The data protection authority has told the company to adjust its automated processes to make them clearer to riders.
Glovo, the Spanish on-demand delivery company, has been slapped with a fine in Italy over how its Foodinho service uses algorithms.
Garante, the Italian data protection authority, fined Glovo-owned Foodinho €2.6m over the way algorithms are used manage to its couriers and assign orders.
The authority said that Foodinho had not adequately explained to riders how the algorithm makes its decisions in evaluating their work.
It also took issue with Foodinho for failing to provide an avenue for riders to challenge decisions made by algorithms that ultimately influence how much work they get. The app has 19,000 riders in Italy, according to Reuters.
Glovo and Foodinho have 150 days to respond to the order and make adequate changes to give riders more clarity.
The use of algorithms is likely to become a hot topic of debate in the ever-growing discussion around gig economy worker rights.
In the Netherlands, a court ordered Uber to reinstate a driver that was fired from the platform based on data analysed by algorithm. Similarly, the court ordered Indian rival Ola to explain how its algorithms work in evaluating driver performance and implementing sanctions.

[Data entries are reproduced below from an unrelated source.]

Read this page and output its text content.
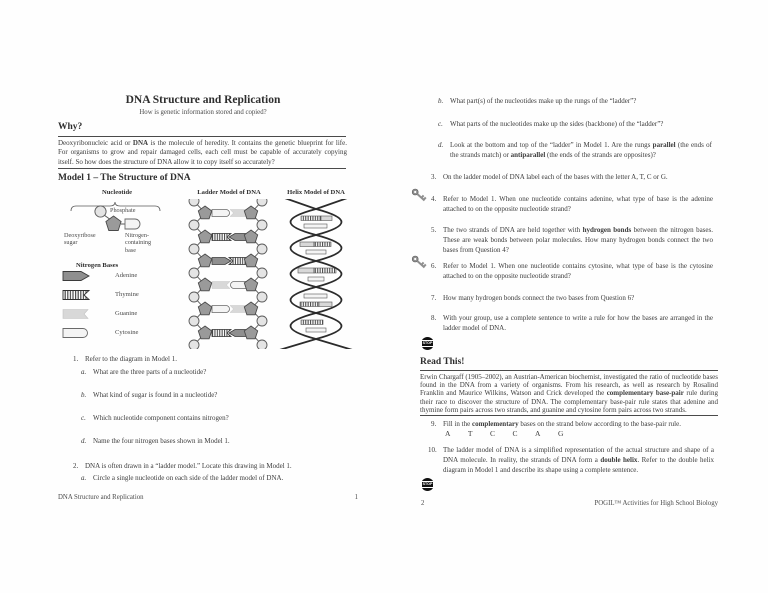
DNA Structure and Replication
How is genetic information stored and copied?
Why?
Deoxyribonucleic acid or DNA is the molecule of heredity. It contains the genetic blueprint for life. For organisms to grow and repair damaged cells, each cell must be capable of accurately copying itself. So how does the structure of DNA allow it to copy itself so accurately?
Model 1 – The Structure of DNA
Nucleotide
Phosphate
Deoxyribose
sugar
Nitrogen-
containing
base
Nitrogen Bases
Adenine
Thymine
Guanine
Cytosine
Ladder Model of DNA	Helix Model of DNA
1. Refer to the diagram in Model 1.
a. What are the three parts of a nucleotide?
b. What kind of sugar is found in a nucleotide?
c. Which nucleotide component contains nitrogen?
d. Name the four nitrogen bases shown in Model 1.
2. DNA is often drawn in a “ladder model.” Locate this drawing in Model 1.
a. Circle a single nucleotide on each side of the ladder model of DNA.
DNA Structure and Replication	1
b. What part(s) of the nucleotides make up the rungs of the “ladder”?
c. What parts of the nucleotides make up the sides (backbone) of the “ladder”?
d. Look at the bottom and top of the “ladder” in Model 1. Are the rungs parallel (the ends of the strands match) or antiparallel (the ends of the strands are opposites)?
3. On the ladder model of DNA label each of the bases with the letter A, T, C or G.
4. Refer to Model 1. When one nucleotide contains adenine, what type of base is the adenine attached to on the opposite nucleotide strand?
5. The two strands of DNA are held together with hydrogen bonds between the nitrogen bases. These are weak bonds between polar molecules. How many hydrogen bonds connect the two bases from Question 4?
6. Refer to Model 1. When one nucleotide contains cytosine, what type of base is the cytosine attached to on the opposite nucleotide strand?
7. How many hydrogen bonds connect the two bases from Question 6?
8. With your group, use a complete sentence to write a rule for how the bases are arranged in the ladder model of DNA.
STOP
Read This!
Erwin Chargaff (1905–2002), an Austrian-American biochemist, investigated the ratio of nucleotide bases found in the DNA from a variety of organisms. From his research, as well as research by Rosalind Franklin and Maurice Wilkins, Watson and Crick developed the complementary base-pair rule during their race to discover the structure of DNA. The complementary base-pair rule states that adenine and thymine form pairs across two strands, and guanine and cytosine form pairs across two strands.
9. Fill in the complementary bases on the strand below according to the base-pair rule.
A T C C A G
10. The ladder model of DNA is a simplified representation of the actual structure and shape of a DNA molecule. In reality, the strands of DNA form a double helix. Refer to the double helix diagram in Model 1 and describe its shape using a complete sentence.
STOP
2	POGIL™ Activities for High School Biology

Those cases were taken by the App Drivers and Couriers Union (ADCU), which it said it will continue to challenge algorithm-based decision-making regarding drivers.
The ADCU was also involved in the landmark case in the UK against Uber that determined drivers should be classified as workers rather than contractors.
Glovo has faced similar challenges. Regulations in its home market of Spain are set to recategorise delivery riders as employees, which will introduce a swathe of new costs to doing business.
The company recently teamed up with some of its rivals in Europe, including Delivery Hero and Bolt, to form a new group to lobby for friendly regulations for gig economy companies on a European level.
Glovo raised €450m from investors earlier this year.